Pedagang Gugat Kasatpol PP Kota Semarang Terkait Pelaksanaan Penertiban Dalam PPKM Darurat Covid 19 di Kecamatan Mijen Semarang

Sumber : Pers Kantor Hukum Kalijaga Semarang

Semarang, 31 Agustus 2021, Pengadilan Tata Usaha Negara Semarang menggelar sidang pemeriksaan pendahuluan perkara Nomor: 79/G/TF/2021/PTUN.Semarang, antara Pedagang dikawasan Jl. RM. Hadi Soebeno Sosrowardoyo, Kel. Tambangan, Kec.
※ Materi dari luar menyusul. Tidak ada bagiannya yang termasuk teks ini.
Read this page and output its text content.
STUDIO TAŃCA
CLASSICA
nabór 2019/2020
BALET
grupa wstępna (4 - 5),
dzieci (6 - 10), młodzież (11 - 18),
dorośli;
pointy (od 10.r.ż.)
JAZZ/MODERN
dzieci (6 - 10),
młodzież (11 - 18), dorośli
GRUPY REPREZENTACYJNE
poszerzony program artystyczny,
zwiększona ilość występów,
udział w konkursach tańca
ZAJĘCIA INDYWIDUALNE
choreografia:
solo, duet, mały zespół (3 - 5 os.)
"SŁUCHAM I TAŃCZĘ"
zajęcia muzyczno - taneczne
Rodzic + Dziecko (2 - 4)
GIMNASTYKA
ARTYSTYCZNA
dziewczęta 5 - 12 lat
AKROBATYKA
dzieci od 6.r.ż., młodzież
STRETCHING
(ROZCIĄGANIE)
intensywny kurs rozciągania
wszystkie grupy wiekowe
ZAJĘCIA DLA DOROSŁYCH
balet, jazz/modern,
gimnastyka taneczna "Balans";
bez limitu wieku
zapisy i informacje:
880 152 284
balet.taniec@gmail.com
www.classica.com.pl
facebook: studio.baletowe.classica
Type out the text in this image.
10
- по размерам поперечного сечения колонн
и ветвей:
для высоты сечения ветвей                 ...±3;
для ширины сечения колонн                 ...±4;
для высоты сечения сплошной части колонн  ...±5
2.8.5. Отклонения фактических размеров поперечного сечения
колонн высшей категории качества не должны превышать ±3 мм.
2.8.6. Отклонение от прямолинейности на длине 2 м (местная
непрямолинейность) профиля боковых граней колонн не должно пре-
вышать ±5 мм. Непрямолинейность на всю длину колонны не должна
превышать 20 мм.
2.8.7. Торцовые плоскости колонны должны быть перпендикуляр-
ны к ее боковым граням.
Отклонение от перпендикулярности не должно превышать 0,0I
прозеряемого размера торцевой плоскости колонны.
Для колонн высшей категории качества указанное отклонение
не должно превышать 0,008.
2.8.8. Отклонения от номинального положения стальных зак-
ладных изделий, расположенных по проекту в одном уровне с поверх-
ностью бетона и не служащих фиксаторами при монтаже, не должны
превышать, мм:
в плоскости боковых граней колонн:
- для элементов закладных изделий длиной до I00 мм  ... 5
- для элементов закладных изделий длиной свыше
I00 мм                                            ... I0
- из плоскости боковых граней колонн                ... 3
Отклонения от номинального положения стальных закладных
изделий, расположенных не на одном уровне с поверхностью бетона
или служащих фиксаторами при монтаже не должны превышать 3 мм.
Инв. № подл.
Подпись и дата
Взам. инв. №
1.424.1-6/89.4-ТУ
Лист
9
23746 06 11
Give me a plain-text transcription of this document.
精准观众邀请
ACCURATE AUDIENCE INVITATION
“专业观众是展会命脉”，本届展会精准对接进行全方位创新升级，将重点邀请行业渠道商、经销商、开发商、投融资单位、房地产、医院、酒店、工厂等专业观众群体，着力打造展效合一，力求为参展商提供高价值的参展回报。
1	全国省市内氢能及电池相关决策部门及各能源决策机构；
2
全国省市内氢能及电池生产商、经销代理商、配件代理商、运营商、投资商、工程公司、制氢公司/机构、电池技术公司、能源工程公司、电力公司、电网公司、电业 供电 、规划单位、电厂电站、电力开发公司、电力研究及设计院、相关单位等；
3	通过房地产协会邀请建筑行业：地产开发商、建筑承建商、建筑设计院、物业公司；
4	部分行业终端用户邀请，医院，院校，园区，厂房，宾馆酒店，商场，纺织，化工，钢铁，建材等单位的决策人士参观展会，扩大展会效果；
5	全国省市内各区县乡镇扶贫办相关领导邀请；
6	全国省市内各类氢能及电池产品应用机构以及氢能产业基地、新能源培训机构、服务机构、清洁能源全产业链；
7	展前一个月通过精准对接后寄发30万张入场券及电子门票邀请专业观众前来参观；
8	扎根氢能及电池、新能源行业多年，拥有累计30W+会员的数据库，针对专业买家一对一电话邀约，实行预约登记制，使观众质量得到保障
Mijen (depan Jatisari Square) melawan Kepala satuan Polisi Pamong Praja Kota Semarang, yang didaftarkan ke PTUN Semarang pada tanggal 24 Agustus 2021 oleh Tim Advokat dari KANTOR HUKUM KALIJAGA mewakili beberapa pedagang yang terkena imbas dari tindakan penertiban dalam rangka pelaksanaan Pembatasan Kegiatan Masyarakat Darurat Corona Disease Virus 19 (Covid 19) pada tanggal 5 Juli 2021.

Sebelum pengajuan gugatan, Para Pedagang telah melakukan upaya administrasi berupa surat keberatan pada tanggal 26 Juli 2021 kepada Kepala Satuan Pamong Praja Kota Semarang, namun hingga diajukanya gugatan ini, kami belum menerima surat tanggapan terkait keberatan dimaksud.

Hal tersebut, menjadi alasan bagi Tim Kuasa Hukum untuk mengajukan Gugatan ke PTUN Semarang guna menguji tindakan penertiban yang dilakukan pada tanggal 5 juli 2021, telah sesuai atau tidak, dengan ketentuan yang mengatur perihal prosedur dan jenis sanksi apa yang dapat dikenakan kepada pedagang dalam rangka pelaksanaan Pembatasan Kegiatan Masyarakat Darurat Corona Disease Virus 19 (Covid 19).

Lebih lanjut, kami selaku Tim Kuasa Hukum dalam pokok gugatan ini, menggunakan dasar hukum Peraturan Walikota Semarang Nomor 41 Tahun 2021 tentang Pelaksanaan Pembatasan Kegiatan Masyarakat Darurat Corona Virus Disease (Covid -- 19), Undang-Undang Nomor 30 Tahun 2014 tentang Administrasi Pemerintahan sebagai batu uji terhadap tindakan pemerintah yang menjadi objek gugatan.

Disisi lain terkait dengan fasilitas dagangan milik para pedagang yang diduga ikut diamankan pada saat pelaksanaan penertiban, kami menduga hal tersebut melanggar ketentuan Pasal 36 Ayat (2) Undang-Undang Nomor 39 Tahun 1999 Tentang Hak Asasi Manusia.

Berdasarkan hal tersebut diatas, kami berharap Pengadilan Tata Usaha Negara Semarang, dapat mengadili dan memutus perkara ini, dengan menerima dan mengabulkan seluruh isi gugatan Para pedagang selaku Penggugat. Sehingga kedepanya pelaksanaan tindakan adminitrasi pemerintahan oleh Badan dan/ atau Pejabat Tata usaha Negara dapat berbenah lebih baik dan mengedepankan prinsip-prinsip Hak Asasi Manusia.